Base Legal: Item 16 do Pronunciamento Técnico CPC nº 27 - Imobilizado, aprovado pela Resolução CFC nº 1.177/2009 (UC: 17/12/16).

2.2) Tratamento dos gastos com a demolição:

Por serem gastos (custos) vinculados à realização do novo empreendimento, os dispêndios com a demolição devem ser ativados como parcela integrante do custo da construção nova, pois estão vinculados à construção da nova edificação.

Base Legal: Subitem 3.2 do PN CST nº 72/1977 (UC: 17/12/16).

2.3) Tratamento do valor da venda do material demolido:

Com relação à venda do material originário da demolição, seu valor poderá ter uma das seguintes destinações, a critério do contribuinte:

  1. ser deduzido do valor ativado como custo do terreno, de forma a que se ajuste à realidade econômica;
  2. ser contabilizado como receita não operacional, tributável pelo Imposto de Renda da Pessoa Jurídica (IRPJ) e pela Contribuição Social sobre o Lucro Líquido (CSLL), no exercício de sua realização; ou
  3. ser compensado com o custo da demolição.
Base Legal: Subitem 3.1 do PN CST nº 72/1977 (UC: 17/12/16).

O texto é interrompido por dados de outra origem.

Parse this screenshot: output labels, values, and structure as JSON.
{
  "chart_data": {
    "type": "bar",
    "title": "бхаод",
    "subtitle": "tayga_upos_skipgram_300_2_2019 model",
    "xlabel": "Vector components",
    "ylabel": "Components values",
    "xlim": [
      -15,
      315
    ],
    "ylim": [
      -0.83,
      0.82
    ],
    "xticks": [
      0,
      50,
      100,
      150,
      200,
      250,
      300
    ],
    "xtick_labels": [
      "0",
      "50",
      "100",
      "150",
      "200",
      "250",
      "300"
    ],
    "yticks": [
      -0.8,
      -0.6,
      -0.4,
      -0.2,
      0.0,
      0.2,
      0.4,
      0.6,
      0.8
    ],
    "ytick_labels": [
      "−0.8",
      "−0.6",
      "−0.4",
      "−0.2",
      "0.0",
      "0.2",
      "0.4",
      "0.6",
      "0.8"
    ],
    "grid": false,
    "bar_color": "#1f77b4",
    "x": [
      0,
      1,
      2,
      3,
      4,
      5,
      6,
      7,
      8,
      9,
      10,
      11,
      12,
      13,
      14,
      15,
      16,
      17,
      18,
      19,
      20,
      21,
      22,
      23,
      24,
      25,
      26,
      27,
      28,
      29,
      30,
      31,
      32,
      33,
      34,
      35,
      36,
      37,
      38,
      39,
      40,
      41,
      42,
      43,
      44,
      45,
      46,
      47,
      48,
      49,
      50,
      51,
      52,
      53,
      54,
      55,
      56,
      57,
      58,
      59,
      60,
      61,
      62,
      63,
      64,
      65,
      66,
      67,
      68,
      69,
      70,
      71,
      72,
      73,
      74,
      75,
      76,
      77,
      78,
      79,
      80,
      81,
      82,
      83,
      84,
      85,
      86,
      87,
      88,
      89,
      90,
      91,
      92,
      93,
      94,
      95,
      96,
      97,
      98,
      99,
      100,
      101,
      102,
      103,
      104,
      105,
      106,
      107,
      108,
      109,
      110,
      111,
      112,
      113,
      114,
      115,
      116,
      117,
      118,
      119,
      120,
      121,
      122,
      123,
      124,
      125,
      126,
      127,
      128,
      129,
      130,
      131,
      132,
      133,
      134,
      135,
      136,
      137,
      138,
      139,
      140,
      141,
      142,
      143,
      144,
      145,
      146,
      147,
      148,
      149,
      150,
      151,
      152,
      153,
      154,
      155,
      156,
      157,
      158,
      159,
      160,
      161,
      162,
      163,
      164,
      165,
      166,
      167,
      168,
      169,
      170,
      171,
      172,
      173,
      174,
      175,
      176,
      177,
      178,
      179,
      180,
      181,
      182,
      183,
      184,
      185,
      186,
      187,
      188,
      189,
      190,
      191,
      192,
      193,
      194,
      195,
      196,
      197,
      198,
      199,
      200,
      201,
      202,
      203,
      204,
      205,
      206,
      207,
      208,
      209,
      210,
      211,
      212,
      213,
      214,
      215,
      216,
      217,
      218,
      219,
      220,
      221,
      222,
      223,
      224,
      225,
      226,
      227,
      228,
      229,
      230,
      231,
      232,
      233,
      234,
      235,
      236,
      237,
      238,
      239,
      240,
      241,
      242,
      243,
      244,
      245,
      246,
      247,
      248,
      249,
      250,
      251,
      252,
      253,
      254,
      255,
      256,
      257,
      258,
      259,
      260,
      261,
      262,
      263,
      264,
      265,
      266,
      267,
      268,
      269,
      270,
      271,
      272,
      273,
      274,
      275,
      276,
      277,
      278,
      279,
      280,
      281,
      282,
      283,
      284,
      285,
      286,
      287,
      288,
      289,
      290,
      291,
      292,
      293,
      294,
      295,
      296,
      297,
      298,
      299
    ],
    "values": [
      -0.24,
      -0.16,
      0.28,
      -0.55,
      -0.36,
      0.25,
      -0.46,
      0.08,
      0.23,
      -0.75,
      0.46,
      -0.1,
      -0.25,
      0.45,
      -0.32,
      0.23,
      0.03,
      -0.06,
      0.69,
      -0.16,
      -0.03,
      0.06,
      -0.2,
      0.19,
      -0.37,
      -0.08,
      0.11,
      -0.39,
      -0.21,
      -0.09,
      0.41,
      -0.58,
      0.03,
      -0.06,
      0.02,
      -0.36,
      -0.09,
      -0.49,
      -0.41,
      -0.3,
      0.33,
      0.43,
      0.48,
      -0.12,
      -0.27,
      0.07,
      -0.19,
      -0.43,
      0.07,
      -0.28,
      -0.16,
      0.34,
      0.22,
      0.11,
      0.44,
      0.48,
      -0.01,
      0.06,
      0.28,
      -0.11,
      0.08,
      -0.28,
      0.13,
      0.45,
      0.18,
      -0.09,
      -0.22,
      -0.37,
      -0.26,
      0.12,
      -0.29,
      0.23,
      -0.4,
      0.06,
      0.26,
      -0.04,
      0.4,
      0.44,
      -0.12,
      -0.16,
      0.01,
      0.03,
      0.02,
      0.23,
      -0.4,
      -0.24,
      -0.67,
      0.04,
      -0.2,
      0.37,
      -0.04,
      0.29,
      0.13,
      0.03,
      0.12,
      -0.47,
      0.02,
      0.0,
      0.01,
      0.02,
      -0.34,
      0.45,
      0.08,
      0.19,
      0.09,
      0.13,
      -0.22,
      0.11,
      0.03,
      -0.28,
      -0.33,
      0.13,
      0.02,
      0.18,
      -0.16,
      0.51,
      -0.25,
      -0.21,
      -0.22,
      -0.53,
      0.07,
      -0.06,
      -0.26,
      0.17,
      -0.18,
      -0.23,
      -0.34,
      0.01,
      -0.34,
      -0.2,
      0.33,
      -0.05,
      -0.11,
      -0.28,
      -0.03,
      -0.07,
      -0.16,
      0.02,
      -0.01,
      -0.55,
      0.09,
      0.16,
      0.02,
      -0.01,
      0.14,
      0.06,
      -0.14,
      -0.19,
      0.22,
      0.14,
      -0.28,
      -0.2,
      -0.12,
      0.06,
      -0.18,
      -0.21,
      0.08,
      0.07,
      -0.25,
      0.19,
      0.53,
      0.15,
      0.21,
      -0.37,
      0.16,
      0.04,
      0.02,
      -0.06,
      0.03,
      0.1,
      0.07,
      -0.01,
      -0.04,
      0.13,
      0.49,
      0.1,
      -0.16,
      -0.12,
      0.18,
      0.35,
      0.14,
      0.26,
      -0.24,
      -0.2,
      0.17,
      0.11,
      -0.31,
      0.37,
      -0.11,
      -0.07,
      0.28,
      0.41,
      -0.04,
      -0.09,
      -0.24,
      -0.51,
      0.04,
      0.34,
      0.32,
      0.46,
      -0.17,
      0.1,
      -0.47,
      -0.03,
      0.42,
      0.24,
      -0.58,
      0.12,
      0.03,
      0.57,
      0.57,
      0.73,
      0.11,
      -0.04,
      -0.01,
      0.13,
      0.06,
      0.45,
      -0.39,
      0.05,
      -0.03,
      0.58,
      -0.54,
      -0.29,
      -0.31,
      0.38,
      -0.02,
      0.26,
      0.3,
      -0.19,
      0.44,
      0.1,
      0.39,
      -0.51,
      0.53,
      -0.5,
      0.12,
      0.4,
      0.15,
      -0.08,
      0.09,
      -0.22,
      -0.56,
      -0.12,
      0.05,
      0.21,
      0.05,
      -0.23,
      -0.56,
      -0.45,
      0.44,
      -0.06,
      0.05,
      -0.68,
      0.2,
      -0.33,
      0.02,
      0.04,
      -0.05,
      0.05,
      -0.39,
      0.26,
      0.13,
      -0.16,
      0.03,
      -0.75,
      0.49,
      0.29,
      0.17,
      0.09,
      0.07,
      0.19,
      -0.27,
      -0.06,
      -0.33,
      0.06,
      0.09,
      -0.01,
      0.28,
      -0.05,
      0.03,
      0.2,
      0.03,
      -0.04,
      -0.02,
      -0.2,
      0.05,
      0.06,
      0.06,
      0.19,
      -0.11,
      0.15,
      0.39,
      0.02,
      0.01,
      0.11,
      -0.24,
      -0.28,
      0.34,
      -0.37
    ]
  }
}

3) Demolição de edificação já incorporada no Ativo Imobilizado:

Outra situação possível é a existência anterior do imóvel na empresa (já incorporado no Ativo Imobilizado), que, por necessidade de ampliação ou modernização de suas instalações, deva ser demolido para fim de nova construção no local. Pode nesta oportunidade, ocorrer que os valores do terreno e respectiva edificação se encontrem destacados na contabilidade, quer por consignação na escritura originária, quer pelo fato de a construção ser posterior à aquisição do terreno.

Neste caso, o valor residual da edificação a ser demolida (entendido como tal o valor registrado na contabilidade, corrigido monetariamente até 31/12/1995 e, se for o caso, diminuído da depreciação acumulada) terá o tratamento de perda de capital (prejuízo da empresa), sendo como tal dedutível do para fins de apuração do Lucro Real.

Base Legal: Item 4 e subitem 4.1 do PN CST nº 72/1977 (UC: 17/12/16).

3.1) Falta de destaque contábil do valor da edificação:

Se pela contabilidade não for possível à separação dos valores do terreno e da edificação, em virtude de se acharem somados, o contribuinte deverá providenciar avaliação pericial e utilizará o Laudo emitido pelo perito para determinar que parcela do valor contabilizado do imóvel corresponde ao edifício e à construção a ser demolida, podendo, assim, levar o quantum respectivo a débito da conta de resultados.

Base Legal: Subitem 4.2 do PN CST nº 72/1977 (UC: 17/12/16).

3.2) Tratamento dos gastos com a demolição:

Por serem gastos (custos) vinculados à realização do novo empreendimento, os dispêndios com a demolição devem ser ativados como parcela integrante do custo da construção nova, pois estão vinculados à construção da nova edificação. Por outro lado, quando a demolição não for destinada à construção de outro edifício, o seu custo será reconhecido como perda de capital.

Base Legal: Subitens 3.2 e 4.3 do PN CST nº 72/1977 (UC: 17/12/16).

3.3) Tratamento do valor da venda do material demolido:

Com relação à venda do material originário da demolição, seu valor poderá ter uma das seguintes destinações, a critério do contribuinte:

  1. ser contabilizado como receita não operacional, tributável pelo IRPJ e pela CSLL, no exercício de sua realização; ou
  2. ser compensado com o custo da demolição.

Neste caso a empresa não poderá utilizar a faculdade de deduzir os dispêndios do valor ativado como custo do terreno (Ver letra "a" do subcapítulo 2.3 acima). Base Legal: Subitens 3.1 e 4.3 do PN CST nº 72/1977 (UC: 17/12/16).

Informações Adicionais:

Este material foi escrito no dia 16/04/2014 pela Equipe Técnica da Tax Contabilidade e está atualizado até a legislação vigente em 08/01/2017 (data da sua última atualização), sujeitando-se, portanto, às mudanças em decorrência das alterações legais.